Cuando estoy segura de que he hecho un buen trabajo escondiendo aquel diario, salvo y camino pensando aquello que me habia despertado y que, después, me habia mantenido en vela el resto de la noche. Otra revelación, otro secreto y otro dibujo que pretende caer olvidado por los años, al igual que los demás. Ni siquiera debería sorprenderme que algo se me metiera en la cabeza y se pegara como un dulce al paladar. Y, de todas formas, lo hace.
Porque se siente diferente.
Me encuentro con Andrew al final de las escaleras y él cierra su libro al verme. Me sonríe y yo hago lo mismo.
—Buenos días —saludé a la vez que me abrazaba.
—Sabes, podrían ser normales en este lugar, pero tus ojeras no me engañan —dice él en cambio cuando se aparta. Me mira, taladrándome con sus ojos azules que, tan parecidos a los de sus hermanos, parece querer ver más de mí —. ¿Pesadillas?
—¿Mentirte me salvaría del interrogatorio? —preguntó soltando un suspiro.
Andrew frunce el ceño y me ofrece su brazo para ir juntos caminando. Y, aunque dudo primero, termino aceptándolo.

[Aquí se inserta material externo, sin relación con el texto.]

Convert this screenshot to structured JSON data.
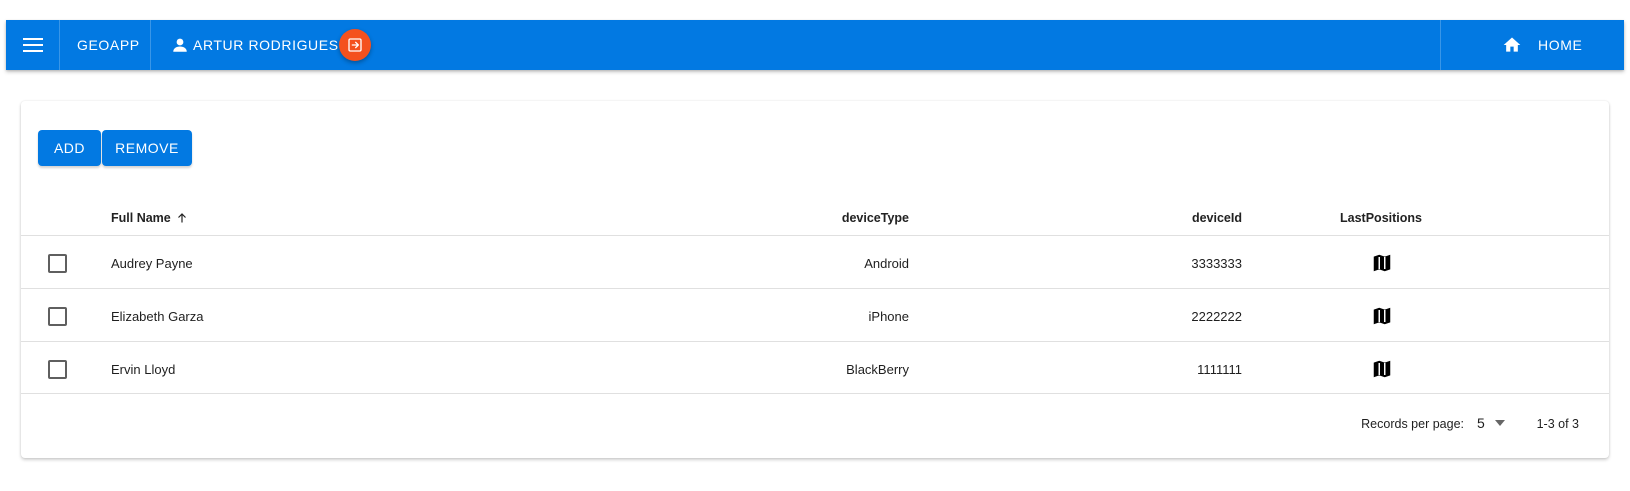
{
  "toolbar": {
    "brand": "GEOAPP",
    "user_name": "ARTUR RODRIGUES",
    "home_label": "HOME",
    "color": "#0279e2",
    "logout_color": "#f4511e",
    "icons": [
      "menu-icon",
      "person-icon",
      "logout-icon",
      "home-icon"
    ]
  },
  "actions": {
    "add_label": "ADD",
    "remove_label": "REMOVE"
  },
  "table": {
    "headers": {
      "name": "Full Name",
      "device_type": "deviceType",
      "device_id": "deviceId",
      "last_positions": "LastPositions"
    },
    "sort": "Full Name ascending",
    "rows": [
      {
        "name": "Audrey Payne",
        "device_type": "Android",
        "device_id": "3333333",
        "checked": false
      },
      {
        "name": "Elizabeth Garza",
        "device_type": "iPhone",
        "device_id": "2222222",
        "checked": false
      },
      {
        "name": "Ervin Lloyd",
        "device_type": "BlackBerry",
        "device_id": "1111111",
        "checked": false
      }
    ]
  },
  "pagination": {
    "records_label": "Records per page:",
    "per_page": "5",
    "range": "1-3 of 3"
  }
}
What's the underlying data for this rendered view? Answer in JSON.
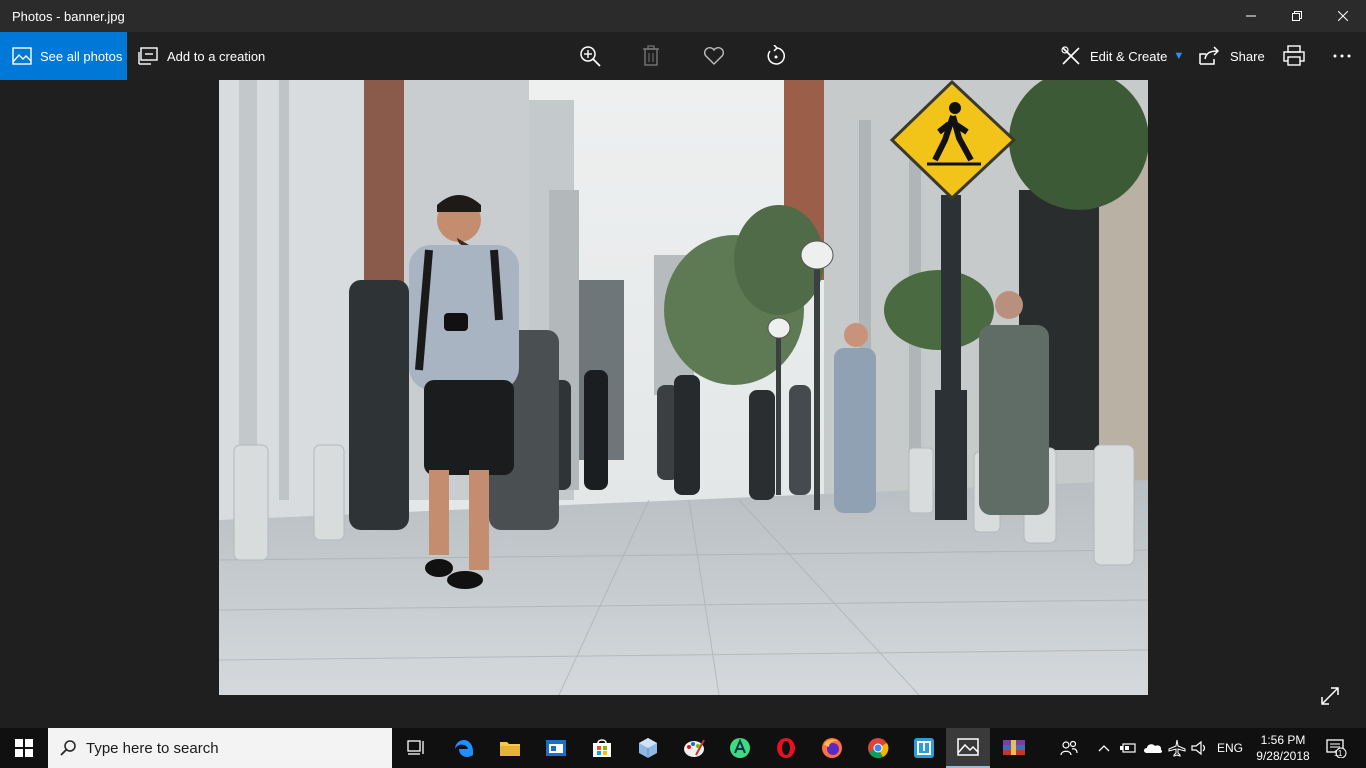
{
  "window": {
    "title": "Photos - banner.jpg"
  },
  "toolbar": {
    "see_all_label": "See all photos",
    "add_to_creation_label": "Add to a creation",
    "edit_create_label": "Edit & Create",
    "share_label": "Share",
    "accent_color": "#0078d7"
  },
  "photo": {
    "file_name": "banner.jpg"
  },
  "taskbar": {
    "search_placeholder": "Type here to search",
    "apps": [
      "task-view",
      "edge",
      "file-explorer",
      "app-window",
      "store",
      "3d-box",
      "paint",
      "android-studio",
      "opera",
      "firefox",
      "chrome",
      "blue-app",
      "photos",
      "winrar"
    ],
    "language": "ENG",
    "time": "1:56 PM",
    "date": "9/28/2018",
    "notification_count": "11"
  }
}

—Si llegases a mentirme, dolería —responde.
Nos mantenemos en silencio después de eso, porque él ya sabe la respuesta a su pregunta y yo odiaría comprobar la mía. No es necesario admitir algo que, a leguas, aquellos que mejores te conocen, notaran. Aun cuando nadie más hace una alusión directa como él.

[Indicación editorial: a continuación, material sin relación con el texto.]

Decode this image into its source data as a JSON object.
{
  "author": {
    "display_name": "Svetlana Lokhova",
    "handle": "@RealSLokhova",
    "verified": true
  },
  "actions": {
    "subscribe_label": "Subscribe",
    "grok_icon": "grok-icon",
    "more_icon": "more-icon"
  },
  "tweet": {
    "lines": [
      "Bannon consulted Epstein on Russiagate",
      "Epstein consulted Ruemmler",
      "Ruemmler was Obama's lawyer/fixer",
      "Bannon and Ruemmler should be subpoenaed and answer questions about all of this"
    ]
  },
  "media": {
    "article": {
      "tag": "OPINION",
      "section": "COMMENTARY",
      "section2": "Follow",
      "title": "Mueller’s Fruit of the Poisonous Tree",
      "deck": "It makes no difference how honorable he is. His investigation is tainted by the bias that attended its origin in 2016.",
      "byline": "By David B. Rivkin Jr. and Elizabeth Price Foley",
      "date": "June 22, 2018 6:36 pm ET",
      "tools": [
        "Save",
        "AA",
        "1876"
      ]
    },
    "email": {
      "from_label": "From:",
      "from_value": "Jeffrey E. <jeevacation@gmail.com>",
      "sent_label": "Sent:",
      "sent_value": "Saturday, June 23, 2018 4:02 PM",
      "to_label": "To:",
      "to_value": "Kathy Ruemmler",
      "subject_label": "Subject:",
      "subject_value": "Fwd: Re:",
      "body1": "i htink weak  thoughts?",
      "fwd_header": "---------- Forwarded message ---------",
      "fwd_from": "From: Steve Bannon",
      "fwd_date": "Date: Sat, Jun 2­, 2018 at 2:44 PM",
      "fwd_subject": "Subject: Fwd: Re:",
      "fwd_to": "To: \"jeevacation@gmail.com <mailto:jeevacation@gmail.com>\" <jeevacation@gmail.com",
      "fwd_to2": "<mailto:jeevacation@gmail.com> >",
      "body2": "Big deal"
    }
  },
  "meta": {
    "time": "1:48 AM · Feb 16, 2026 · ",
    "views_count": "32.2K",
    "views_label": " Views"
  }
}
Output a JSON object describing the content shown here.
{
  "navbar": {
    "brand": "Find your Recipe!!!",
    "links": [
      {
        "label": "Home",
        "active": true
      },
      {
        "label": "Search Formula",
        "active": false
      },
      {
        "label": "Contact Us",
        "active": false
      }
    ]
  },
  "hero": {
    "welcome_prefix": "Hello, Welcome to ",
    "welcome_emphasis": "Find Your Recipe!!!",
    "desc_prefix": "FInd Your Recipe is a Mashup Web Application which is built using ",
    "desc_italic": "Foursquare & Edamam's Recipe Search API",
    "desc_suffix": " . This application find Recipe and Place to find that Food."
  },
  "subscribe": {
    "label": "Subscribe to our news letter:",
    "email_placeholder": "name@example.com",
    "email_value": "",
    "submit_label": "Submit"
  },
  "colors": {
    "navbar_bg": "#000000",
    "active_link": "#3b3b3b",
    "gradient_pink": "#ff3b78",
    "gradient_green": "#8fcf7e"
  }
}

Las misas en Gellicut tenían una estricta norma de asistencia y todo aquel que se la perdiera, sufriría las consecuencias. Así que, como yo seguía estando bajo la mira desde el encuentro de Rossy, no podía darme el lujo de apartarme de mis amigos y huir a esconderme en algún recóndito lugar. Era más fácil fingir que nada pasaba, cuando no habia a nadie a quien mentirle. Y decir que no seguía sintiéndome extraña —más de lo normal— gracias a la noche que habia pasado, sería mentirme incluso a mí. Aun cuando eso lo hiciera a menudo.